Probabilmente è così ma non voglio entrare nel merito della questione proprio io, che le ricette le “snaturo” di continuo!!
È il caso di questa ricetta, “snaturata” con diverse sostituzioni, tra parentesi gli ingredienti della ricetta originale.
È comunque di Monica Bianchessi, chef che ho conosciuto in Alice TV, l’originalità di questi squisiti bomboloni e la base della ricetta da cui sono partita.
Non è la prima volta che interpreto le sue ricette.
Deliziosi i suoi tortini cremosi
https://stellasenzaglutine.com/2014/05/04/tortini-cremosi-senza-glutine-alla-nutella-e-nocciole/

Insostituibili le scorze di arancia candite di Monica e Stefano Fagioli
https://stellasenzaglutine.com/2013/04/10/scorze-di-arancia-candite-home-made-senza-glutine-le-ultime-della-stagione/

e cosa dire della ricetta di Monica e Stefano Fagioli per il pesto del mio risotto preferito?
https://stellasenzaglutine.com/2013/06/25/risotto-alla-pilota-senza-glutine-con-pesto-home-made/

…e adesso questi sfiziosissimi bomboloni!

DIFFICOLTÀ: facile

INTOLLERANZE:
senza glutine, senza frutta secca, senza crostacei

INGREDIENTI RICETTA:
(tra parentesi gli ingredienti della ricetta originale)

400 g di farina Speciale per Dolci Fritti Molino Dallagiovanna (380 g di manitoba per quelli glutinosi)
5 g di lievito di birra fresco (25 g di lievito)
300 g di latte (120 ml di latte)
2 tuorli
40 g di zucchero di canna chiaro (60 g di zucchero di canna chiaro) + poco per i bomboloni fritti
35 g di olio di girasole bio (60 g di burro)
2 cucchiai di grappa
Un pizzico di sale

PROCEDIMENTO RICETTA:

La sera : sciogliere il lievito nel latte, aggiungere la farina e mescolare.
Coprire con una pellicola e lasciar lievitare tutta la notte a temperatura ambiente.

La mattina dopo: mettere l’impasto nella ciotola del robot, aggiungere i tuorli, l’olio, la grappa, lo zucchero e il pizzico di sale.
Lavorare il composto con il gancio per 5 minuti.

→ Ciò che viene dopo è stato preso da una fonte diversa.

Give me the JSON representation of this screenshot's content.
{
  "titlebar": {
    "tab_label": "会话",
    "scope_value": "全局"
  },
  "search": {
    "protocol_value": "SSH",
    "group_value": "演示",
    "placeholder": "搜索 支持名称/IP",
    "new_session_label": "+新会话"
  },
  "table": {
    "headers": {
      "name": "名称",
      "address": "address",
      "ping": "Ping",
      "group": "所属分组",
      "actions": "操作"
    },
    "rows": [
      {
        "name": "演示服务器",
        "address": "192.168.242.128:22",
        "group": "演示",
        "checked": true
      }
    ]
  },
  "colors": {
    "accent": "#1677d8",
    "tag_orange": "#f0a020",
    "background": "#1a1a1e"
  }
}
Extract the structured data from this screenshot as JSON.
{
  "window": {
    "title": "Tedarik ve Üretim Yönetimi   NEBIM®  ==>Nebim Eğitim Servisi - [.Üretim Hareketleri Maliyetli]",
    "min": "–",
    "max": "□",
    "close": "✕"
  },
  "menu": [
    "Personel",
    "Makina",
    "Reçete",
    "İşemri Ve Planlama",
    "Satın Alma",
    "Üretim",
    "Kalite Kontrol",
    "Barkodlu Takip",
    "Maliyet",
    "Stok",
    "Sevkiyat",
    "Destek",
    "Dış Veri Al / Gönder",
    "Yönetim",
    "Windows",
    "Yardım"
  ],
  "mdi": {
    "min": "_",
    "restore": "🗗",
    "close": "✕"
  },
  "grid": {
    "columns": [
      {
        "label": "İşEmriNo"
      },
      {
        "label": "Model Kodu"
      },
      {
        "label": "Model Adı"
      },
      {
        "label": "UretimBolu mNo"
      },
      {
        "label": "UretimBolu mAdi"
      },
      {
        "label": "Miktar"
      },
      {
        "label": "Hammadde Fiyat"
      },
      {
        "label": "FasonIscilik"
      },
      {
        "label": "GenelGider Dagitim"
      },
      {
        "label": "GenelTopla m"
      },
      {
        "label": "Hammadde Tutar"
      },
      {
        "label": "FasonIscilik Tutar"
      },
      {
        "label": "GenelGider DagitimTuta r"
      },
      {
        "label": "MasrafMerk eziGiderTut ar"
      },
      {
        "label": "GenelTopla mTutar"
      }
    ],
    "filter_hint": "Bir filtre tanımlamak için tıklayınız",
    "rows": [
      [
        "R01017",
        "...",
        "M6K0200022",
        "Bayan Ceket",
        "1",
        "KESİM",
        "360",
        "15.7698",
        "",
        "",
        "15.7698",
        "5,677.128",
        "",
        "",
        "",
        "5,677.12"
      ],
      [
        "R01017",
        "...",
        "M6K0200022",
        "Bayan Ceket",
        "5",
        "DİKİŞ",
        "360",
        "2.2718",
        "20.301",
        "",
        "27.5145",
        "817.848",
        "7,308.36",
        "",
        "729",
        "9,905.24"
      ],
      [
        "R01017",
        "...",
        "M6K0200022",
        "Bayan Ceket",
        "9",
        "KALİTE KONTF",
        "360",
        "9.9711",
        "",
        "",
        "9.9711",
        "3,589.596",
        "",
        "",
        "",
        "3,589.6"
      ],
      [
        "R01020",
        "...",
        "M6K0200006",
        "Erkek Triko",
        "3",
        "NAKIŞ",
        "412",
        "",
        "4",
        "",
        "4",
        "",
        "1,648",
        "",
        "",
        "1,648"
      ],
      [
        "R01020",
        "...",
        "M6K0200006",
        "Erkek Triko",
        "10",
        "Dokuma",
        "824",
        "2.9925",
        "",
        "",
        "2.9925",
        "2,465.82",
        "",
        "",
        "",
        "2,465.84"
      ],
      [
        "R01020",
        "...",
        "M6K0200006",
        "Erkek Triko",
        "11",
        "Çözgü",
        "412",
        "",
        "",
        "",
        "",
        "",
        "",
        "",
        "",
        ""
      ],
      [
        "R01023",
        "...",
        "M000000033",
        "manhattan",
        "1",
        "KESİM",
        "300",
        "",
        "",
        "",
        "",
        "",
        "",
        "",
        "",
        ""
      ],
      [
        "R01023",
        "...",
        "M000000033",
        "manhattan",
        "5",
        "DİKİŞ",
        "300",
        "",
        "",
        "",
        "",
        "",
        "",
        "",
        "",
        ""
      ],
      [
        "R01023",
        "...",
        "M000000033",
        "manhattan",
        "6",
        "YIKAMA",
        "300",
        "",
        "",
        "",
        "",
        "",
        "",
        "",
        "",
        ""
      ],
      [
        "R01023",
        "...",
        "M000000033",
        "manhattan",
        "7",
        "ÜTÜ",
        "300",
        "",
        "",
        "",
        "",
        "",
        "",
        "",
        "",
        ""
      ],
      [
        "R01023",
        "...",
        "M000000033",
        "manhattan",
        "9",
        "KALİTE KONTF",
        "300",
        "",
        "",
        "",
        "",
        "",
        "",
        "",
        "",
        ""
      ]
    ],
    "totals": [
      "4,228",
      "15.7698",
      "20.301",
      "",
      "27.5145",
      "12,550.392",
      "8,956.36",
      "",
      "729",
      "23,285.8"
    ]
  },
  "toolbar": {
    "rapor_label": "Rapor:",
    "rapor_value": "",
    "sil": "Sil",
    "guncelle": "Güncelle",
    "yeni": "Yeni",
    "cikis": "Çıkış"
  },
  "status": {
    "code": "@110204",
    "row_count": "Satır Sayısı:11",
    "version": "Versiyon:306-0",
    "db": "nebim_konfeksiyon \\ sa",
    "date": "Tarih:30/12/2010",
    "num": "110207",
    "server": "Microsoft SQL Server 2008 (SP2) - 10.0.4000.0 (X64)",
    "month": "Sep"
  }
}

Trasferirlo in una ciotola, coprire di nuovo e lasciar lievitare fino al raddoppio (circa 2 ore).
Riprendere l’impasto, metterlo su un piano di lavoro ricoperto di carta forno infarinata e stenderlo con un mattarello in una sfoglia di circa 1 cm.

Con l’aiuto di tagliapasta a forma di cuore ricavare i bomboloni.

Rimpastare i ritagli e ripetere fino ad esaurire il composto.

Mettere i cuori a riposare per 20-30 minuti.

Scaldare abbondante olio in una padella e friggere pochi cuori alla volta, girandoli di tanto in tanto fin che saranno ben dorati.
(L’olio ha raggiunto la temperatura ideale per friggere quando, immergendo il manico di un cucchiaio di legno, si formano tutto intorno delle bollicine)

Scolare i cuori su carta assorbente da cucina, passarli nello zucchero e….sono prontissimi!!

Ps: impossibile resistere alla tentazione di un assaggio (quelli piccoli sembrano fatti apposta!) …anche senza passarli nello zucchero…tanto per rendersi conto e non presentarli senza sapere …..
…soffici, interno vuoto…si potrebbero riempire come propone Monica…ma sono talmente buoni così!